Par la rédaction de Burkina Yawana
Le constat vient du cœur même du pouvoir nigérian. Lors d’un colloque sur les politiques de défense tenu ce jeudi 3 septembre 2026 à Abuja, Sunday Dare, conseiller spécial du président Bola Tinubu pour les médias et la communication publique, a formulé une observation d’une rare clarté : le retrait du Burkina Faso, du Mali et du Niger a ébranlé les fondations de la Communauté économique des États de l’Afrique de l’Ouest (CEDEAO).
La fin du monopole intégrateur d’Abuja
Officiellement concrétisé en janvier 2025, le départ des trois nations sahéliennes n’était pas une simple rupture administrative. En formant l’Alliance des États du Sahel (AES), Ouagadougou, Bamako et Niamey ont réaffirmé leur souveraineté tout en posant les jalons d’un nouveau modèle socio-économique et sécuritaire.

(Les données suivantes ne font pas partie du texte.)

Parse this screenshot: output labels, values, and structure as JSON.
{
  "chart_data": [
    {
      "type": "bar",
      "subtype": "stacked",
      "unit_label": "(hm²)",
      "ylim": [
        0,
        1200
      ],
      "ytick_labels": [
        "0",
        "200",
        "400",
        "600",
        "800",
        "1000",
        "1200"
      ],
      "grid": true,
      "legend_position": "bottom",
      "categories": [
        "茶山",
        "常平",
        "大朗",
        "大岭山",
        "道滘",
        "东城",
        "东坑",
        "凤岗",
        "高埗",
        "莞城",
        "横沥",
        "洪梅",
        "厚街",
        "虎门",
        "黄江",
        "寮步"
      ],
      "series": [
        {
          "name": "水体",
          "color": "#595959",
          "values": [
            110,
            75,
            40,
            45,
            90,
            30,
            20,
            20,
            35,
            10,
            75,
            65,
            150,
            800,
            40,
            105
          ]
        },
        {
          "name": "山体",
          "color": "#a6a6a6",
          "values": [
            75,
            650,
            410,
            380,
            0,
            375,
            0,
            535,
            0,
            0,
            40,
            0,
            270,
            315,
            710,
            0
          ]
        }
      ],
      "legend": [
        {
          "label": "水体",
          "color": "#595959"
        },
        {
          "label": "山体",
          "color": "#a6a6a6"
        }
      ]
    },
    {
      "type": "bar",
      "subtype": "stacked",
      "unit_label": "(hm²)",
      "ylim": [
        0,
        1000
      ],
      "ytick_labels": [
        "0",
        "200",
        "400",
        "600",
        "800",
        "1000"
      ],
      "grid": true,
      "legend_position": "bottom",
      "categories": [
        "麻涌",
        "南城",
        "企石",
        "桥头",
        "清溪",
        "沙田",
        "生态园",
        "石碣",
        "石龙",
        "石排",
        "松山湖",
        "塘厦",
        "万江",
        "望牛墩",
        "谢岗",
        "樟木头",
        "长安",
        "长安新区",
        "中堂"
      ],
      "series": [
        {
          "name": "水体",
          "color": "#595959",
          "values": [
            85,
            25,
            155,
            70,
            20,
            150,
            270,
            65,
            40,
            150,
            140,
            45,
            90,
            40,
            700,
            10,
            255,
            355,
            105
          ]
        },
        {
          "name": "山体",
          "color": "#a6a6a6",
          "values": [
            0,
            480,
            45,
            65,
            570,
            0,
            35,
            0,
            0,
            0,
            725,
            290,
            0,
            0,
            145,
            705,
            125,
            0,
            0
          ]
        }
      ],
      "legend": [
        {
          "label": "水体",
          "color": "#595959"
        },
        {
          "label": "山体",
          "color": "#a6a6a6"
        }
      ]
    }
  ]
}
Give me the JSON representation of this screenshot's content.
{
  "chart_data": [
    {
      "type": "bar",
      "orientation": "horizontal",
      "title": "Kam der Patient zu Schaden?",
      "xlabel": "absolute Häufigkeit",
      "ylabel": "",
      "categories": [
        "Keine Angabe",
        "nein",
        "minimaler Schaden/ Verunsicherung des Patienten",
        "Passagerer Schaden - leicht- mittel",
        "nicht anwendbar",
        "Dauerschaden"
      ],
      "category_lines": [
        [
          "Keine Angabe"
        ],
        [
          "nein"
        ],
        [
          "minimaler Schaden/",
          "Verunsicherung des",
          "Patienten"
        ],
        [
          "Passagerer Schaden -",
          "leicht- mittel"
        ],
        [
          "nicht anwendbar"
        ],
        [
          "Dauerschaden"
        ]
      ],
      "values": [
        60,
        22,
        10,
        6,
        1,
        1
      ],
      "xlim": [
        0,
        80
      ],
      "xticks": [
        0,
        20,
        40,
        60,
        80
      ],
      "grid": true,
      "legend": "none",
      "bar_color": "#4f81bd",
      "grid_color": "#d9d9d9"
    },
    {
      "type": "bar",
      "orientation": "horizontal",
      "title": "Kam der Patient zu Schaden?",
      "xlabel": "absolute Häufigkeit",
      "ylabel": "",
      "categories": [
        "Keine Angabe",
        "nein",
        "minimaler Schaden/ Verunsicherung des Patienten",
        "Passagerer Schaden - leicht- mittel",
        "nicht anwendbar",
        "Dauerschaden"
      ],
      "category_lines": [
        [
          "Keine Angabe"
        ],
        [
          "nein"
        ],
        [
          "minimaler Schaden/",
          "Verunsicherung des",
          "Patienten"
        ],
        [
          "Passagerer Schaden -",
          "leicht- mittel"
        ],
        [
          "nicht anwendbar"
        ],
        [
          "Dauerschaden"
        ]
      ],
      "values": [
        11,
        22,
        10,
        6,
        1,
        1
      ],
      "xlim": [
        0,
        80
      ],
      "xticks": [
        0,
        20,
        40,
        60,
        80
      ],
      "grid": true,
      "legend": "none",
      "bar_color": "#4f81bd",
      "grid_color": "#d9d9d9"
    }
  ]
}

Pour Abuja, la réalité du terrain est désormais impossible à masquer. Selon Sunday Dare, cette fracture a directement affaibli les mécanismes historiques de l’organisation régionale, notamment les protocoles sur la libre circulation des biens et des personnes. La naissance de l’AES s’impose ainsi, de l’aveu même des officiels nigérians, comme un cadre régional rival et solide face à une CEDEAO à bout de souffle.
L’enjeu stratégique des frontières
Au-delà du discours politique, ce sont les réalités géographiques et sécuritaires qui inquiètent le géant nigérian. Le conseiller présidentiel a souligné que les frontières restent la première ligne de défense de la stabilité régionale. Entre impératifs économiques et contrôles sécuritaires, le Nigeria cherche le bon équilibre : « La rupture survenue lorsque les pays se sont retirés de la CEDEAO a créé une crise régionale majeure. Nos frontières sont critiques. Il n’y a pas de frontières ouvertes sans contrôles. Vous devez donc comprendre qu’il y a une distinction », a précisé M. Dare.
Interpellé sur l’état des voies de transit, le porte-parole a réfuté toute fermeture des frontières nigérianes, tout en rappelant que la régulation douanière et migratoire restait stricte pour parer aux menaces sécuritaires de la sous-région.
Vers un nouvel équilibre géopolitique
Cette sortie médiatique de la présidence nigériane démontre à quel point la dynamique de l’Afrique de l’Ouest a changé d’axe. L’AES, en concrétisant sa vision d’intégration souveraine, contraint désormais les puissances traditionnelles de la région à réévaluer leurs postures et à reconnaître les failles du modèle précédent.
Pour les peuples du Sahel, le message envoyé depuis Abuja sonne comme la confirmation que le choix de l’indépendance et de la refondation régionale produit déjà des effets politiques incontournables sur l’échiquier sous-régional.